Traverser les hauts plateaux du Vercors pendant 5 jours et 4 nuits, ça se prépare.


 Eau, nourriture, itinéraire, refuges où passer la nuit, météo… 
C’est une petite expédition et c’est à cette préparation qu’on consacre la matinée. 
Nico nous amène faire des courses avant de nous déposer avec Marius au centre ville de Villard de Lans. 


Dans un parc, on équilibre les sacoches, délestées de quelques affaires qu’on prend dans nos sacs à dos, puisqu’on rajoutera à Marius une dizaine de litres d’eau. 
Sur les hauts plateaux, les sources sont rares et partagées avec les bergers. On sait qu’on ne trouvera de l’eau qu’un jour sur deux. 


Marius s’hydratera probablement assez avec l’herbe qu’il mangera, si elle est bien verte, mais au cas où ce serait très sec là haut, on prévoit plusieurs litres pour lui aussi. 

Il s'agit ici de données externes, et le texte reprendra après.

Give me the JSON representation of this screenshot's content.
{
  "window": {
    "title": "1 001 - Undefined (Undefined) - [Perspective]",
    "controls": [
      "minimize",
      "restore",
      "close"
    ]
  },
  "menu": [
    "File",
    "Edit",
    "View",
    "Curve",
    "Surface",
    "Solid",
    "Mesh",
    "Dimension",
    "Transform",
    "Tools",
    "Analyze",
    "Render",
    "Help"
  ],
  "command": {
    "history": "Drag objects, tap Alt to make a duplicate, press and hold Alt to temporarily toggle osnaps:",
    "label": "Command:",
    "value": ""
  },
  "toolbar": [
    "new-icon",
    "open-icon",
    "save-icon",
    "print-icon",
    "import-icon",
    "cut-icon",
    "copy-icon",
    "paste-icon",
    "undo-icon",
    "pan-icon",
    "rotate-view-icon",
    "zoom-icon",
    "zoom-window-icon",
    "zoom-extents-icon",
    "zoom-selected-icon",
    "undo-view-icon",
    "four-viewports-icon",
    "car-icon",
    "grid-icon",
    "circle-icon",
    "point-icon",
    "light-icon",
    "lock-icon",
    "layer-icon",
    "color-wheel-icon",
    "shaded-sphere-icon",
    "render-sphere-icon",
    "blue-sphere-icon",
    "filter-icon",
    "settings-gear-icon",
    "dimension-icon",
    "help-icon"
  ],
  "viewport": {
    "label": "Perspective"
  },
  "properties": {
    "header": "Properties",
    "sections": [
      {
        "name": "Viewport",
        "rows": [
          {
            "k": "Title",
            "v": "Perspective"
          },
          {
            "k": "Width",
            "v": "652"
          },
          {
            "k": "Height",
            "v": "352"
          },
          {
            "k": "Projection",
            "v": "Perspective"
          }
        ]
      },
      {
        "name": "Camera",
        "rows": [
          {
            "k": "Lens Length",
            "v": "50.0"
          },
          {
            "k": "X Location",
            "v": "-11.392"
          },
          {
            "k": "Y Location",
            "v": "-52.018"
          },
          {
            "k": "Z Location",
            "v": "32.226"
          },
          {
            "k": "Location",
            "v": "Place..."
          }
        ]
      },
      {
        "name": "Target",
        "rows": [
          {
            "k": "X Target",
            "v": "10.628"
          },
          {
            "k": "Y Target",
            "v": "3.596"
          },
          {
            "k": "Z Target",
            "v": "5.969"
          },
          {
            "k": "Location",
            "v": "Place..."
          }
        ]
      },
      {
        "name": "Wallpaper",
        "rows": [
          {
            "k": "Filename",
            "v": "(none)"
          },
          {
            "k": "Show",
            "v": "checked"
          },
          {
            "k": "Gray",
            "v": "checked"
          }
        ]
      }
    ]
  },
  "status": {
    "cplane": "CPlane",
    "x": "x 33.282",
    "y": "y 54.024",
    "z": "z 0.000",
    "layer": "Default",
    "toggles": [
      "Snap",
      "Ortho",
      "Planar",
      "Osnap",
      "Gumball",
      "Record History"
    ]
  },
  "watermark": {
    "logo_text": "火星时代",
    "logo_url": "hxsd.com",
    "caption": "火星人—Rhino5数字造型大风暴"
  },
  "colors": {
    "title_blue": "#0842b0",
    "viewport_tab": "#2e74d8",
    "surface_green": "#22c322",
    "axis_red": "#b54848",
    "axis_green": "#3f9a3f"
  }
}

À Villard, évidemment, Marius ne passe pas inaperçu, d’autant plus qu’on s’arrête longuement pour déjeuner en terrasse et écrire les cartes postales à nos contributeurs Kiss Kiss Bank Bank qui ont participé au financement du transport de Marius de la maison à Belfort.
 Pendant ce temps, Marius est stationné sur la place centrale face à nous. 
De nombreuses personnes viennent le voir, le caresser, le prendre en photo. 
L’occasion de distribuer des cartes, et une dame et ses enfants font un don pour Solidarité Elisa.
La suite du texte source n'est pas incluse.